Pull Me From The Floor keeps up the pace set by Can We Stay Like This. This track seems to blend the highlights of all the songs that have come before it into one. Merging strained vocals, benevolent riffs and the catchiest of hooks, this track is another one that you should listen to if you really want to get a flavour of what Moose Blood are about. It is an exercise in everything that the band do well in 3 minutes. Walk All Day With You brings the pace right down. The message of the song is beautiful, as always, however, musically this song is lacking the wow factor. Again, I struggle to distinguish how it differs from a number of tracks from Blush. Whether the band are trying to replicate the blueprint of the likes of Cherry, or not, they are certainly very lyrically talented and slowing down the music that hosts the message is not always essential in allowing their words to reach their audience.
Such A Shame shakes off the pedestrian nature of Walk All Day With You and bounces back in a fashion that forces you to bob your head. The chorus features the more aggressive side of Brewerton’s voice which, in my opinion, is always welcome. The highlight of this song is the breakdown. It builds drums and bass over a delicate riff, before exploding into a progression of vocals that are highly reminiscent of their early material. This song plastered a smile on my face, something that I know the band has the quality to do. Promise Me is the last fresh track on offer. The opening verse skips out of the headphones and into your ears. The chorus is of a similar ilk and has surely been written for its live qualities. However, the breakdown once again takes centre stage. It is atmospherically fulfilling and detonates in a way by which only Moose Blood know how. It couples perfectly with the more thought-provoking It’s Too Much which closes the album beautifully.

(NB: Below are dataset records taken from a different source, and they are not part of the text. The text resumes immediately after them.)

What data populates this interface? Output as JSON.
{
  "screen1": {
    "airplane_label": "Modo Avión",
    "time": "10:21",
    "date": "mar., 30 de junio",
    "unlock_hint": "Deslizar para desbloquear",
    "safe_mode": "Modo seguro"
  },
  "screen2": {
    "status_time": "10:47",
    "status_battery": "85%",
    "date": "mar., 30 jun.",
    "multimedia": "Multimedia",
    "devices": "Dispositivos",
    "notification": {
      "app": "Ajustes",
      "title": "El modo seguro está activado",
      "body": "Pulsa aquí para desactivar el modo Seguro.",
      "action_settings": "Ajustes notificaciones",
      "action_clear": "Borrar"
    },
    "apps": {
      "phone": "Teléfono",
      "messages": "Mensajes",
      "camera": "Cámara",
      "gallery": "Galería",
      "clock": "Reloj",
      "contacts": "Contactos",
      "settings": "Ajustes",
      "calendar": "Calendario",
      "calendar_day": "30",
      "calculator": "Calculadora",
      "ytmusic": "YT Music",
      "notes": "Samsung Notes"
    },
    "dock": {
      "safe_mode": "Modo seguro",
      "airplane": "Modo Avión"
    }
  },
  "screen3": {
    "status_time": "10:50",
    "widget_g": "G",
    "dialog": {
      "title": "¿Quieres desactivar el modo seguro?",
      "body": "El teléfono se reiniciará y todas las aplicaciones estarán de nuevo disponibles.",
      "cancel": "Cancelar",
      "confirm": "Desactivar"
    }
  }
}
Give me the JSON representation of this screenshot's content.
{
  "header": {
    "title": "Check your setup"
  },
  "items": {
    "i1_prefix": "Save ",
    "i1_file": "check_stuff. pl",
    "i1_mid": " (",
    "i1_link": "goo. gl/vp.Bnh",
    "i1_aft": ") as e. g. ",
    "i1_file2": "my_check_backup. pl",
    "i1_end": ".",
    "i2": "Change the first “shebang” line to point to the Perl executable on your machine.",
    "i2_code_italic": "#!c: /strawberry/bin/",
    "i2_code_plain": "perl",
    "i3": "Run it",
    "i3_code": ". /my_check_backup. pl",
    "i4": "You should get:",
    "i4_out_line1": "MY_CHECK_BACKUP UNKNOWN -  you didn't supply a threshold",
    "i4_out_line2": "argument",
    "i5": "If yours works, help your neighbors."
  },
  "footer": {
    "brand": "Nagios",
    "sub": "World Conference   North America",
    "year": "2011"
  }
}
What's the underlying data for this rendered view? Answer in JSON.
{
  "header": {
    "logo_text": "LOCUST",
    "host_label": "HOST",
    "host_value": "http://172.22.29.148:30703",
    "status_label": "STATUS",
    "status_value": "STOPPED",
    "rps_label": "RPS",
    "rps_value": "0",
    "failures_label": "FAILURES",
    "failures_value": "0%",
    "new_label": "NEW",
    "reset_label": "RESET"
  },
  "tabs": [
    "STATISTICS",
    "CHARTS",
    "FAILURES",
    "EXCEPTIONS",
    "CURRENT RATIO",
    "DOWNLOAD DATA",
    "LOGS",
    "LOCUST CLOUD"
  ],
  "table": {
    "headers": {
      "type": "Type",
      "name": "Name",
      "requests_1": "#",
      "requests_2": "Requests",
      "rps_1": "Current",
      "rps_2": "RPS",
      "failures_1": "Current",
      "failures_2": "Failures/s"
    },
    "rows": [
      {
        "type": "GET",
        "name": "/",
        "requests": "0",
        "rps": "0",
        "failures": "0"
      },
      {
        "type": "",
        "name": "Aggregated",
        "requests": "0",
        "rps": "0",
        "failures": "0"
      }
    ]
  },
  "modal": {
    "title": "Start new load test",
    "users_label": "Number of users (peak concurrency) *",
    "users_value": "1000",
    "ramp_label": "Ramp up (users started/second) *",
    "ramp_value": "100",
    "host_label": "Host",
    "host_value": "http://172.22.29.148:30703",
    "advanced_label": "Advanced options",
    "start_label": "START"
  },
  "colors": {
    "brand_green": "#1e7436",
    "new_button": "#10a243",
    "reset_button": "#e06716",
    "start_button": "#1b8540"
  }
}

I love Moose Blood. Their music has been at the heart of so many of my fond memories over the past few years. Sun-roof open car journeys, long summers playing football and going for a cheeky couple at the pub, whether I was physically listening to them or mentally humming along, Moose Blood were always with me. I just feel that since 2014/5, I have lost my burning passion to talk about them to anyone that will listen. I Don’t Think I Can Do This Anymore is not a bad album, it is, in fact, a great one. There are some unrivalled moments of excellence, however, I there aren’t quite enough coming from a band of Moose Blood’s calibre. I am sure this album will gain a lot of traction, especially considering the loyal fan base that the band has. I just don’t feel like it has given me the burning excitement that I have come to expect from the band. Deciding my byteage for this album has been the hardest decision I have had since starting at WaveByte. I feel as though looking at the songs individually is not a fair reflection of the work, and for that reason, I have come to a conclusion. I Don’t Think I Can Do This Anymore is an album you must hear.